28 Das vorlegende Gericht fragt sich offenkundig, welche Folgen sich daraus ergeben könnten, daß die Klägerin des Ausgangsverfahrens im vorliegenden Fall die Ehefrau eines in einem Land der Gemeinschaft legal lebenden türkischen Arbeitnehmers ist. Hier ist auf den Beschluß Nr. 1/80 des Assoziationsrates zurückzukommen. Dieser bezieht sich in Artikel 7 auf die Familienangehörigen eines in einem Mitgliedstaat ordnungsgemäß beschäftigten türkischen Arbeitnehmers, die die Genehmigung erhalten haben, zu ihm zu ziehen. Artikel 13 dieses Beschlusses enthält die folgende Stand-still-Klausel:

Die Mitgliedstaaten der Gemeinschaft und die Türkei dürfen für Arbeitnehmer und ihre Familienangehörigen, deren Aufenthalt und Beschäftigung in ihrem Hoheitsgebiet ordnungsgemäß sind, keine neuen Beschränkungen der Bedingungen für den Zugang zum Arbeitsmarkt einführen.

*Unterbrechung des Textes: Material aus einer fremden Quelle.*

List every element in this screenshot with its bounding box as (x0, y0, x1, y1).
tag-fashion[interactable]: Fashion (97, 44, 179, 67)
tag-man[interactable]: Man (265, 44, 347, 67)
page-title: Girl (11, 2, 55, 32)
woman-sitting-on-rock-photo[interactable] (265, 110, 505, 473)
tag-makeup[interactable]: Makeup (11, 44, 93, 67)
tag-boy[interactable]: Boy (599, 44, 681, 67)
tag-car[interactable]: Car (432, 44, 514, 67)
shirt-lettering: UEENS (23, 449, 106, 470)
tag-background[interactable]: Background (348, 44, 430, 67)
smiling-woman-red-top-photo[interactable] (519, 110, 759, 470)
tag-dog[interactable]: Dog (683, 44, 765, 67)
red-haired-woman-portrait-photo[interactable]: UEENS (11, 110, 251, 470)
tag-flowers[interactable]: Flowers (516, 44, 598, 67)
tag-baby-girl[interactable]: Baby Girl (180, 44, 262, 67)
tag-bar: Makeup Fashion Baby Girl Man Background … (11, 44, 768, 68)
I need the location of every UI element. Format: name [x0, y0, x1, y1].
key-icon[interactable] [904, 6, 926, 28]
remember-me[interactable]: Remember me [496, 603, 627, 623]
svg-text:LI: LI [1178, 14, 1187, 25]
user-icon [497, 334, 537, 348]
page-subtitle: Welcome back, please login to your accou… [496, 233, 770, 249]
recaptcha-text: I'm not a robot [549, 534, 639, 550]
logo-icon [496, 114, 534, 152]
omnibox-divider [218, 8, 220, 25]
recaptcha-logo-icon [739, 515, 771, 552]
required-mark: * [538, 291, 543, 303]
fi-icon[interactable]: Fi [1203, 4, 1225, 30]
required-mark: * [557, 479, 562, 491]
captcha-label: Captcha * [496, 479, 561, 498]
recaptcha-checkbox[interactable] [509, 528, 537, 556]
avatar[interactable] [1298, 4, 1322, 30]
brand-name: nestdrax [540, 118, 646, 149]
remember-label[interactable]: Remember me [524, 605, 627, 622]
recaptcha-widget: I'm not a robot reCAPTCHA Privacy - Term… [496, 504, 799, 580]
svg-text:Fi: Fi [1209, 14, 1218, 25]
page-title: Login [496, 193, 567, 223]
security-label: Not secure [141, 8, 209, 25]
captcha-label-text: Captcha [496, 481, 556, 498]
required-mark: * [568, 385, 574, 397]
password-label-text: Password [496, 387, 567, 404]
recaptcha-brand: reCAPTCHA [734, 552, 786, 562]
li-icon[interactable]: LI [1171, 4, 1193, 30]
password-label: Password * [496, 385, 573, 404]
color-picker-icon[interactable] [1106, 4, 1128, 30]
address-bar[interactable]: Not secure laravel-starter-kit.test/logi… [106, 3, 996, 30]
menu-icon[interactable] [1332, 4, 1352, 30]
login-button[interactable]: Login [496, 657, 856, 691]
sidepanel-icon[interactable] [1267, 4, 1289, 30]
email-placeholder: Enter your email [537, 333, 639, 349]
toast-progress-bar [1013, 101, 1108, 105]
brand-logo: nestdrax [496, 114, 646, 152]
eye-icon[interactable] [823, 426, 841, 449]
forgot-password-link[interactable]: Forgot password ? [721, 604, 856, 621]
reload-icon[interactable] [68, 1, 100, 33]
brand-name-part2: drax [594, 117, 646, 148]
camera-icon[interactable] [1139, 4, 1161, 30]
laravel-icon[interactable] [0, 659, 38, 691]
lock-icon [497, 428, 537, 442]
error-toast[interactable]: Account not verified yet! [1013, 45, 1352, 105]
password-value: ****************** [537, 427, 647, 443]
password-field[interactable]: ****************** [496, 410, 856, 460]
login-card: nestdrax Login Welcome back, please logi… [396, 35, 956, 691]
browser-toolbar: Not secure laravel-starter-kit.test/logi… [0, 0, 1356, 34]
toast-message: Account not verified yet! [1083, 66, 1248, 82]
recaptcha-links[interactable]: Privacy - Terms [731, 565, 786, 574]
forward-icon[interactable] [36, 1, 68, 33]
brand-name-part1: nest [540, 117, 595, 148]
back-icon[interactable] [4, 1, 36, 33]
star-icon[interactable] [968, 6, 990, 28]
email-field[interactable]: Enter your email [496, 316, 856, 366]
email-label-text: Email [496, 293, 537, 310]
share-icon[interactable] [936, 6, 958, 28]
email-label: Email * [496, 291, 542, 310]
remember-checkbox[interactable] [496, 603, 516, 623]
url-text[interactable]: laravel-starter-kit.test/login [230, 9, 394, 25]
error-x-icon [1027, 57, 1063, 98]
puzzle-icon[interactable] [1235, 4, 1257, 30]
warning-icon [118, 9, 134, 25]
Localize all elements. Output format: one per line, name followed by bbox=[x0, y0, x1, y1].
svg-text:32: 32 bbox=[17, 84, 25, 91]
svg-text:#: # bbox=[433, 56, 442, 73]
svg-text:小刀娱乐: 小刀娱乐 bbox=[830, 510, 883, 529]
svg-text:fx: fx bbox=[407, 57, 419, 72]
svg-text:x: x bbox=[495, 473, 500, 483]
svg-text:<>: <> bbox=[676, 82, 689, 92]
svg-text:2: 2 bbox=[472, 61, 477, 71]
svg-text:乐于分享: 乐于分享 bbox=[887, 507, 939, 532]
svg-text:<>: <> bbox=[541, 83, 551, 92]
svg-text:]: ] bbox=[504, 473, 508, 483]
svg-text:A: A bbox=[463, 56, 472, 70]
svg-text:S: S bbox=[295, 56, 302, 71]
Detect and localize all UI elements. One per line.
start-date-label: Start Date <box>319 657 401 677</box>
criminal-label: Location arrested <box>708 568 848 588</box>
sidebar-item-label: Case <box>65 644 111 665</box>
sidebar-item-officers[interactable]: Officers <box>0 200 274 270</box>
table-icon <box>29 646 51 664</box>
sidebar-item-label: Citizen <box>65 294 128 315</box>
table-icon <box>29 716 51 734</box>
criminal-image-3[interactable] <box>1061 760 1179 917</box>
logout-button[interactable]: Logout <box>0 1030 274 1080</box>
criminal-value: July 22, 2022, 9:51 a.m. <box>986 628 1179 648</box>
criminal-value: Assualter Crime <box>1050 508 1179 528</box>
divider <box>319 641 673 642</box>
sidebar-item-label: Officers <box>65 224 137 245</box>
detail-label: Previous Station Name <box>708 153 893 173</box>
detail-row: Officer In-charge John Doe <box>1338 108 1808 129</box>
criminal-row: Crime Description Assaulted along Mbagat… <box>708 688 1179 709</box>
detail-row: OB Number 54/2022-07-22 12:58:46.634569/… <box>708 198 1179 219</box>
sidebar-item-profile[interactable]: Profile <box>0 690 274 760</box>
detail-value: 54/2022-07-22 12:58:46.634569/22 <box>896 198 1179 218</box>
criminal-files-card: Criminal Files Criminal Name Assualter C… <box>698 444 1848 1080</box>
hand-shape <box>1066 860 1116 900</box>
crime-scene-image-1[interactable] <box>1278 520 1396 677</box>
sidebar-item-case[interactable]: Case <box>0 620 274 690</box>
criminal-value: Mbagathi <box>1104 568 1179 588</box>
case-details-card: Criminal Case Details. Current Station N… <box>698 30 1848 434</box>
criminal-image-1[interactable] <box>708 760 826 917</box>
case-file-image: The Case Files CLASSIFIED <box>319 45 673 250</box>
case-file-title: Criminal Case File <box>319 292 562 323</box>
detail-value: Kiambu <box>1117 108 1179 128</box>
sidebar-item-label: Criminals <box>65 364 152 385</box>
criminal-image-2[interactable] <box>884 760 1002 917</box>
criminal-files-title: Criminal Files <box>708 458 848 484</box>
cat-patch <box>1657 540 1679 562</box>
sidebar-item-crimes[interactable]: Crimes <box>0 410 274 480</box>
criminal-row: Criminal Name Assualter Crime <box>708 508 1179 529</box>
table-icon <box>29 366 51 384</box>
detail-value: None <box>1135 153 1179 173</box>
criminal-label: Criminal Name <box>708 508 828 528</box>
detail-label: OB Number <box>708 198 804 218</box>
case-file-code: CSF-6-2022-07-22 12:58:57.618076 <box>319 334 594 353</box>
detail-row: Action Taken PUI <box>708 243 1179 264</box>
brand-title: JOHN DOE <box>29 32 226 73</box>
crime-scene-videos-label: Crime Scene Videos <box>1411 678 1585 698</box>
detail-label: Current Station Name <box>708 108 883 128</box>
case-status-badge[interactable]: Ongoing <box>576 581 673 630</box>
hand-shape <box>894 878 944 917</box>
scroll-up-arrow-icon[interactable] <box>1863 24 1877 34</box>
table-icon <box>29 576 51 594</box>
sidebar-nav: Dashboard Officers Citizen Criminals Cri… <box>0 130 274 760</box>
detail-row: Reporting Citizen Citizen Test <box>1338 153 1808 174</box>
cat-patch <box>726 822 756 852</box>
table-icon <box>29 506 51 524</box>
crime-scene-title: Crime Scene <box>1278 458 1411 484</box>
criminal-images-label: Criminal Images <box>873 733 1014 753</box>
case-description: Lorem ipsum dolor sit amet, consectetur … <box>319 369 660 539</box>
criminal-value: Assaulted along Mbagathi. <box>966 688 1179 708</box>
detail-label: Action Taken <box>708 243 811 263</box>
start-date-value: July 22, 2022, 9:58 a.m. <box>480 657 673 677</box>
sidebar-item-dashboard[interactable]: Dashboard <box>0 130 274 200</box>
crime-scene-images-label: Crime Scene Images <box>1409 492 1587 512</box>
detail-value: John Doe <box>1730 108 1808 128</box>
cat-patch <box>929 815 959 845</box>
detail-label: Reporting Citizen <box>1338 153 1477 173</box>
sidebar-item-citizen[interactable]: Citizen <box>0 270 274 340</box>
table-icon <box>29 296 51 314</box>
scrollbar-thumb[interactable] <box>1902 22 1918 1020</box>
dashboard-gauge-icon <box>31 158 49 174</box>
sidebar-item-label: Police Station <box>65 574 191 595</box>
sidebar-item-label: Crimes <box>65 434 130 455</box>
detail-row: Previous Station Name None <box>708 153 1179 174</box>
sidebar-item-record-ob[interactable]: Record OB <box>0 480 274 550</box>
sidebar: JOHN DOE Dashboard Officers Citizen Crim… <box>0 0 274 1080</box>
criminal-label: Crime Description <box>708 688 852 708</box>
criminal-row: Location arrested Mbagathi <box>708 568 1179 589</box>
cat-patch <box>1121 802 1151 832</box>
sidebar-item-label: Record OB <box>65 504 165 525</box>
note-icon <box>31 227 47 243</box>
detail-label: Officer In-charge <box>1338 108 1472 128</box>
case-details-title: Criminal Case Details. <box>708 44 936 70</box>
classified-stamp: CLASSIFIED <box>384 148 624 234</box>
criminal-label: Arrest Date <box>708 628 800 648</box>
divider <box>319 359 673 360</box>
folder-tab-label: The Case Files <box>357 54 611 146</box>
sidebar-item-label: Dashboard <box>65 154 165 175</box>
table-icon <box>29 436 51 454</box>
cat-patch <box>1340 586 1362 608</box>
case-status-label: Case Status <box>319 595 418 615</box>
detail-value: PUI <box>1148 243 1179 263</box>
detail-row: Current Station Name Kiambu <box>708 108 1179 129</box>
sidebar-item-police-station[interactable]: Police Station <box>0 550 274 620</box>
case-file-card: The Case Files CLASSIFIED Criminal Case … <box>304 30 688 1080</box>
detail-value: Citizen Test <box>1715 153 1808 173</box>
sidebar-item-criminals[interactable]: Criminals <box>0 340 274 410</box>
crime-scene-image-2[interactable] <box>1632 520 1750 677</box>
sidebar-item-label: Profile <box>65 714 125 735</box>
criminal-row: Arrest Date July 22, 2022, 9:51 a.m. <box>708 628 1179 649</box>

Diese Klausel bezieht sich auf den Zugang zum Arbeitsmarkt und nicht auf den Familiennachzug. Sie macht den Aufenthalt der Familienangehörigen von einer von den zuständigen Behörden der Vertragsparteien des Abkommens erteilten Genehmigung abhängig. Sie kann also nicht dahin ausgelegt werden, daß sie ein Recht auf Familiennachzug wie das in der Verordnung Nr. 1612/68 vorgesehene umfaßt.

III — Anträge

29 Ich schlage daher vor, wie folgt für Recht zu erkennen:

Artikel 12 des Abkommens vom 12. September 1963 zur Gründung einer Assoziation zwischen der Europäischen Wirtschaftsgemeinschaft und der Türkei und Artikel 36 des Zusatzprotokolls vom 23. November 1970 in Verbindung mit Artikel 7 des Abkommens enthalten für die Mitgliedstaaten kein in ihrer innerstaatlichen Rechtsordnung unmittelbar anwendbares Verbot, neue Beschränkungen für den Nachzug der Familien türkischer Arbeitnehmer einzuführen, die dort ordnungsgemäß eine Beschäftigung ausüben.